A report from the 8th Congress on Polyphenols & Health

 

I recently had the opportunity to attend the 8th International Congress on Polyphenols and Health in Quebec City, Canada.  This year more than 300 researchers met here to share their work on the health benefits of polyphenols in the fruits, vegetables, and beverages we eat.  Some were interested in improving cognitive processes – memory, learning, balance, and focus – while others sought to prevent or treat cardiovascular disease, diabetes, or obesity.  All had an appreciation that our diets are powerful influences on our overall health.  There was particular interest in the polyphenols in the so-called “superfoods”: blueberries, cranberries, pomegranates, grapes and wine, turmeric, coffee, and dark chocolate.
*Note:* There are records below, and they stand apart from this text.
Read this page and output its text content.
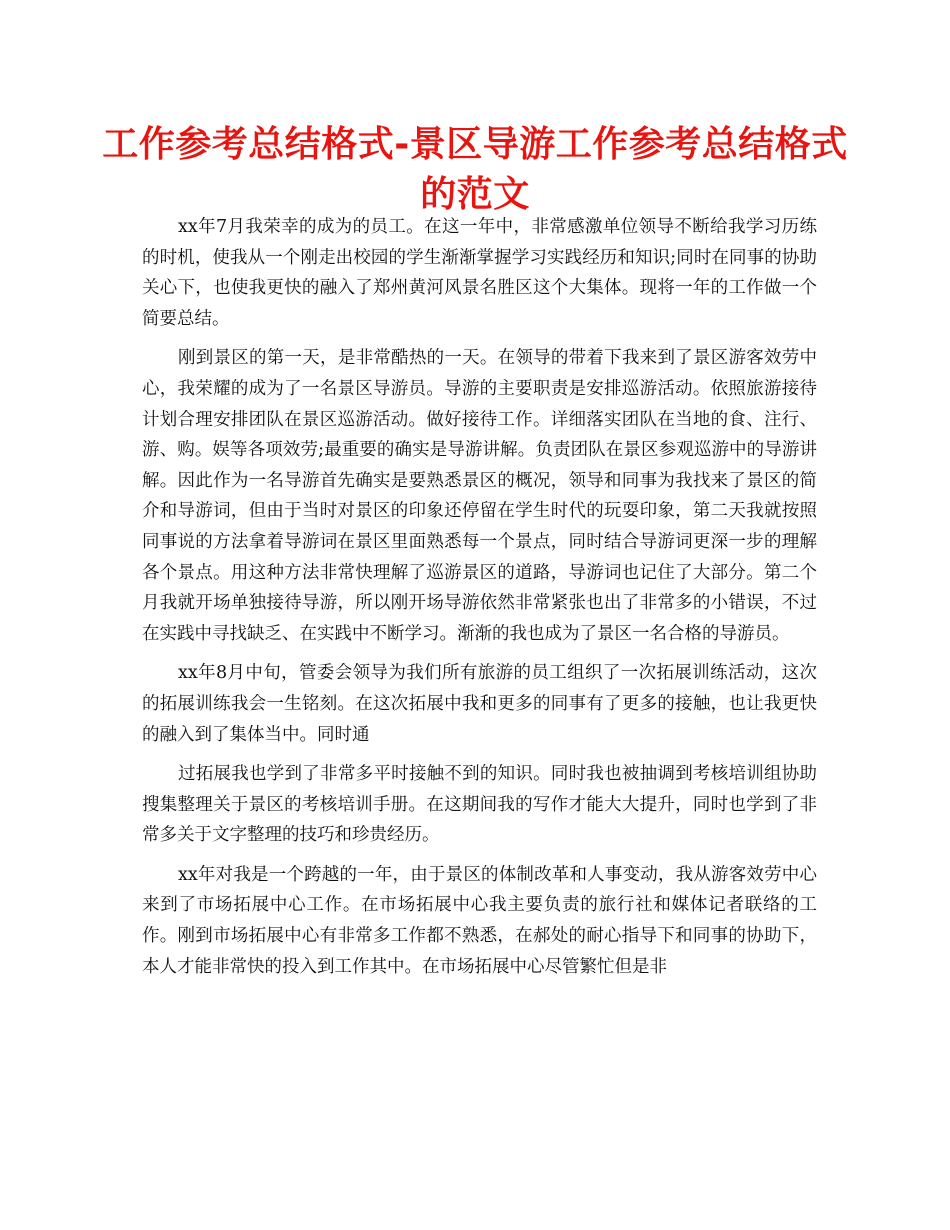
工作参考总结格式-景区导游工作参考总结格式的范文

xx年7月我荣幸的成为的员工。在这一年中，非常感激单位领导不断给我学习历练的时机，使我从一个刚走出校园的学生渐渐掌握学习实践经历和知识;同时在同事的协助关心下，也使我更快的融入了郑州黄河风景名胜区这个大集体。现将一年的工作做一个简要总结。

刚到景区的第一天，是非常酷热的一天。在领导的带着下我来到了景区游客效劳中心，我荣耀的成为了一名景区导游员。导游的主要职责是安排巡游活动。依照旅游接待计划合理安排团队在景区巡游活动。做好接待工作。详细落实团队在当地的食、注行、游、购。娱等各项效劳;最重要的确实是导游讲解。负责团队在景区参观巡游中的导游讲解。因此作为一名导游首先确实是要熟悉景区的概况，领导和同事为我找来了景区的简介和导游词，但由于当时对景区的印象还停留在学生时代的玩耍印象，第二天我就按照同事说的方法拿着导游词在景区里面熟悉每一个景点，同时结合导游词更深一步的理解各个景点。用这种方法非常快理解了巡游景区的道路，导游词也记住了大部分。第二个月我就开场单独接待导游，所以刚开场导游依然非常紧张也出了非常多的小错误，不过在实践中寻找缺乏、在实践中不断学习。渐渐的我也成为了景区一名合格的导游员。

xx年8月中旬，管委会领导为我们所有旅游的员工组织了一次拓展训练活动，这次的拓展训练我会一生铭刻。在这次拓展中我和更多的同事有了更多的接触，也让我更快的融入到了集体当中。同时通

过拓展我也学到了非常多平时接触不到的知识。同时我也被抽调到考核培训组协助搜集整理关于景区的考核培训手册。在这期间我的写作才能大大提升，同时也学到了非常多关于文字整理的技巧和珍贵经历。

xx年对我是一个跨越的一年，由于景区的体制改革和人事变动，我从游客效劳中心来到了市场拓展中心工作。在市场拓展中心我主要负责的旅行社和媒体记者联络的工作。刚到市场拓展中心有非常多工作都不熟悉，在郝处的耐心指导下和同事的协助下，本人才能非常快的投入到工作其中。在市场拓展中心尽管繁忙但是非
Here are a few key observations:

First, as was the case at the 2017 Dynamic Brain conference in Los Angeles, the microbiome is big news indeed.  In Quebec City, keynote speakers emphasized that gut microbes can determine the health benefits of foods.  In these cases, they transform the polyphenols you eat into slightly different compounds – many of them more powerful than those in the food itself.  The bad news is that many neglected gut communities don’t do their jobs very well.  Instead, guts that are ‘out of tune’ have leaky linings that let bad bacteria, in whole or in pieces, into the body where they trigger inflammation.  This was a clear message heard in Los Angeles too.  At the ICPH2017 conference, researchers are treating these complex gut communities like ecosystems.  They are using high-level mathematical models to understand how thousands of different bacterial species come together to form a healthy (or unhealthy) environment.  They are also trying to figure out how these microbes transform the thousands of molecules in our food into thousands of other molecules in our intestines and our colon – a complex and very messy proposition!
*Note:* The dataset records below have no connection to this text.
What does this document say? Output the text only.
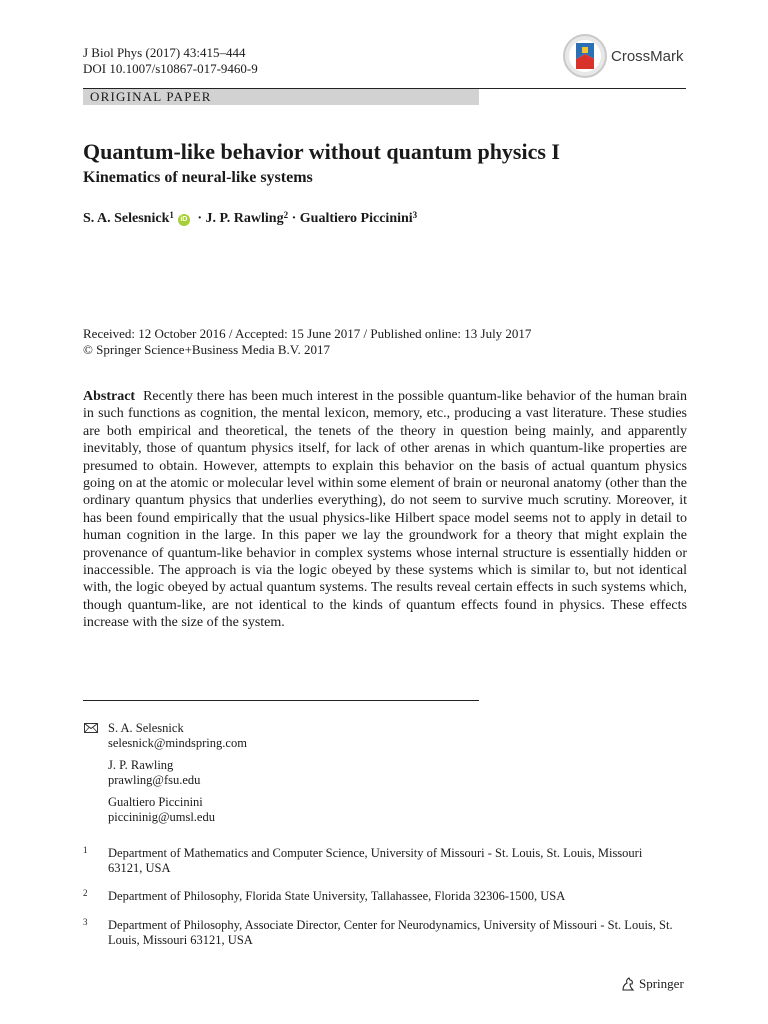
J Biol Phys (2017) 43:415–444
DOI 10.1007/s10867-017-9460-9
CrossMark
ORIGINAL PAPER
Quantum-like behavior without quantum physics I
Kinematics of neural-like systems
S. A. Selesnick$^1$ iD · J. P. Rawling$^2$ · Gualtiero Piccinini$^3$
Received: 12 October 2016 / Accepted: 15 June 2017 / Published online: 13 July 2017
© Springer Science+Business Media B.V. 2017
Abstract Recently there has been much interest in the possible quantum-like behavior of the human brain in such functions as cognition, the mental lexicon, memory, etc., producing a vast literature. These studies are both empirical and theoretical, the tenets of the theory in question being mainly, and apparently inevitably, those of quantum physics itself, for lack of other arenas in which quantum-like properties are presumed to obtain. However, attempts to explain this behavior on the basis of actual quantum physics going on at the atomic or molecular level within some element of brain or neuronal anatomy (other than the ordinary quantum physics that underlies everything), do not seem to survive much scrutiny. Moreover, it has been found empirically that the usual physics-like Hilbert space model seems not to apply in detail to human cognition in the large. In this paper we lay the groundwork for a theory that might explain the provenance of quantum-like behavior in complex systems whose internal structure is essentially hidden or inaccessible. The approach is via the logic obeyed by these systems which is similar to, but not identical with, the logic obeyed by actual quantum systems. The results reveal certain effects in such systems which, though quantum-like, are not identical to the kinds of quantum effects found in physics. These effects increase with the size of the system.
S. A. Selesnick
selesnick@mindspring.com
J. P. Rawling
prawling@fsu.edu
Gualtiero Piccinini
piccininig@umsl.edu
1 Department of Mathematics and Computer Science, University of Missouri - St. Louis, St. Louis, Missouri 63121, USA
2 Department of Philosophy, Florida State University, Tallahassee, Florida 32306-1500, USA
3 Department of Philosophy, Associate Director, Center for Neurodynamics, University of Missouri - St. Louis, St. Louis, Missouri 63121, USA
Springer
Second, let’s all just all agree to eat some berries every day.  Blueberries.  Cranberries.  Blackcurrant berries.  Grapes.  Study after study showed modest improvements in insulin sensitivity, endothelial function, inflammation, memory, executive decision-making, focus, and mood.  A cup or two a day of polyphenol-rich berries show benefits for children, teenagers, adults, and the elderly.  After six months.  Three months.  Sometimes after only 8 hours!  In addition, some studies seem to show that the benefit is greatest in those with the greatest needs, i.e. those with the worst health problems.  Berries are, by themselves, no cure.  But, as best I can surmise from dozens of individual studies, one could expect ~10% improvements in many measures of healthy and performance.  Surely, this is an oversimplification – the details certainly matter – but let’s all worry about the details after a nice cup of blueberries.
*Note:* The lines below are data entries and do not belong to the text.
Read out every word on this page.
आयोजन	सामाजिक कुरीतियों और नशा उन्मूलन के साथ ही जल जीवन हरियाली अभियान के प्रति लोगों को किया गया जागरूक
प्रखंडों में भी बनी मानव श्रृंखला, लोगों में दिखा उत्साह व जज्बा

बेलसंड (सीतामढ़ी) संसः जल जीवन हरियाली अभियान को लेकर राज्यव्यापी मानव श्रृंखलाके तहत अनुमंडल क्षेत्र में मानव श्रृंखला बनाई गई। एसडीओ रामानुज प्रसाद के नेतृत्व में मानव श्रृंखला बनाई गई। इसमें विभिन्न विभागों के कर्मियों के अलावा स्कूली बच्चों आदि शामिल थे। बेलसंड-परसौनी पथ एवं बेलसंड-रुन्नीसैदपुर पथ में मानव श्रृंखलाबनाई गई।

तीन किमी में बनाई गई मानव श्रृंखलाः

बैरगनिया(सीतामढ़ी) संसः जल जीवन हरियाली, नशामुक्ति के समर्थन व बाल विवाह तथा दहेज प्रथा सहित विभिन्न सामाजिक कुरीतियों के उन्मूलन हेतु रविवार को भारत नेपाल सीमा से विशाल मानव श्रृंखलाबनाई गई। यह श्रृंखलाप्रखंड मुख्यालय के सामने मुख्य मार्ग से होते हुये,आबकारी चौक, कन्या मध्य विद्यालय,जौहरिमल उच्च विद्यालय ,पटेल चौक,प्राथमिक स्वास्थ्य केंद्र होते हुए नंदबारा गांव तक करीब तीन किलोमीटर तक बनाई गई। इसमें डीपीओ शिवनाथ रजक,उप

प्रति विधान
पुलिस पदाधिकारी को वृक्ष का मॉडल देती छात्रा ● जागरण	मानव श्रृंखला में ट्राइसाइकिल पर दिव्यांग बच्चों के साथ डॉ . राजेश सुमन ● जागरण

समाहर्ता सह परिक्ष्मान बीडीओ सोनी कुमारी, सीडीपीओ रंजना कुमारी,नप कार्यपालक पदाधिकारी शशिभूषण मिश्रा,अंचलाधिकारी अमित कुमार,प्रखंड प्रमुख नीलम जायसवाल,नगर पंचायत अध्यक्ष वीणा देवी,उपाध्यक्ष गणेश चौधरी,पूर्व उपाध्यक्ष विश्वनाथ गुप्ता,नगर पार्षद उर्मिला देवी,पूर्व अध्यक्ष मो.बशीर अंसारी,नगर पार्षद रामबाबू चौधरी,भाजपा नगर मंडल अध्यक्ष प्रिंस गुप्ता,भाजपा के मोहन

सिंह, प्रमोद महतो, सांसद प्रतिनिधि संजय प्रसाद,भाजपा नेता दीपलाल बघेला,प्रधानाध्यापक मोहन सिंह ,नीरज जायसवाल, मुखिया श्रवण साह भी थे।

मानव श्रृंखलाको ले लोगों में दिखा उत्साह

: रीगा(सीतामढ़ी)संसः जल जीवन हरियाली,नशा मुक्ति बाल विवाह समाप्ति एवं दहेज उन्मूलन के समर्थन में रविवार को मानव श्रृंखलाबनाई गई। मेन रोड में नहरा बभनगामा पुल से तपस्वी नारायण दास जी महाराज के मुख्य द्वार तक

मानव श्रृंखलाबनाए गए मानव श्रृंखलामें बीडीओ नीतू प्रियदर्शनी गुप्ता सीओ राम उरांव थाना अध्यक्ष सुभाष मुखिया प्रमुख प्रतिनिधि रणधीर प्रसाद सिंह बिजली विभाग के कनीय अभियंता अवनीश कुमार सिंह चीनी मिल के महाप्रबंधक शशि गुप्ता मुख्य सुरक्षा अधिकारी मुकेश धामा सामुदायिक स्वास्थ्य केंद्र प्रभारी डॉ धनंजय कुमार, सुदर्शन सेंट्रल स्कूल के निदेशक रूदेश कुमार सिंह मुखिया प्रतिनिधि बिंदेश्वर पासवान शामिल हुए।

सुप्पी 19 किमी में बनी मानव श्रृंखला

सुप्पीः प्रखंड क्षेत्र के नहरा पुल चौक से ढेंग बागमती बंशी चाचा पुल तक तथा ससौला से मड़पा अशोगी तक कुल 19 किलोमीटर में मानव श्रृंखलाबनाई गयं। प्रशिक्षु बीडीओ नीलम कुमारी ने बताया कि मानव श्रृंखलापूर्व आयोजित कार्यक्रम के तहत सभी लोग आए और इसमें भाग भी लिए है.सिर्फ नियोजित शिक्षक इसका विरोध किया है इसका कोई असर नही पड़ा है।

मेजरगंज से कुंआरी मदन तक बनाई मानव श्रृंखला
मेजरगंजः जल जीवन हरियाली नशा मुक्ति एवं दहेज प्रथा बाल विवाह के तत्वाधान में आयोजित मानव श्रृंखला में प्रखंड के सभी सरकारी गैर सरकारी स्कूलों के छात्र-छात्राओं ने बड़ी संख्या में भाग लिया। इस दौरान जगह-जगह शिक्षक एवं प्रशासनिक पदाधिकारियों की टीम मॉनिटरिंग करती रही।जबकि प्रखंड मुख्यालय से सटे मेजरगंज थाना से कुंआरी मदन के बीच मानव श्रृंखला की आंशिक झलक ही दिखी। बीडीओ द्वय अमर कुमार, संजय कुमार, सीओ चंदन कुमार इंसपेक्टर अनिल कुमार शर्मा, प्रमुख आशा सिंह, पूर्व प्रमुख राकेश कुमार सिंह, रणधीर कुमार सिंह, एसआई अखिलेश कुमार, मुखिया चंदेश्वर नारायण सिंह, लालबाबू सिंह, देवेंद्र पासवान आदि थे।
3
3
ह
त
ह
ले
It is surprising to realize that, for the most part, researchers don’t really know how dietary polyphenols work to improve our health.  Why are they healthy?  Well, in Quebec City investigators highlighted changes in sugar metabolism, inflammation, blood flow, and a whole range of cellular “switches” that control large numbers of our genes.  These could all be important clues to how polyphenols work.  After all, it is possible that each polyphenol works differently, at different sites inside cells.  But it is also possible that they all pretty much work the same way, at a few yet-to-be discovered intersections of metabolism, where they can have broad impacts on our cellular traffic patterns.  The jury is out, at least until the 9th International Congress on Polyphenols and Health in 2019.

Lastly, it is worth noting the polyphenol content of our foods is not static.  Many of our modern agricultural practices and many aspects of our changing climate tend to decrease the levels of beneficial polyphenols in food.  So while our appreciation of dietary polyphenols is increasing, their concentrations in our foods – and their potential health benefits –  could be decreasing.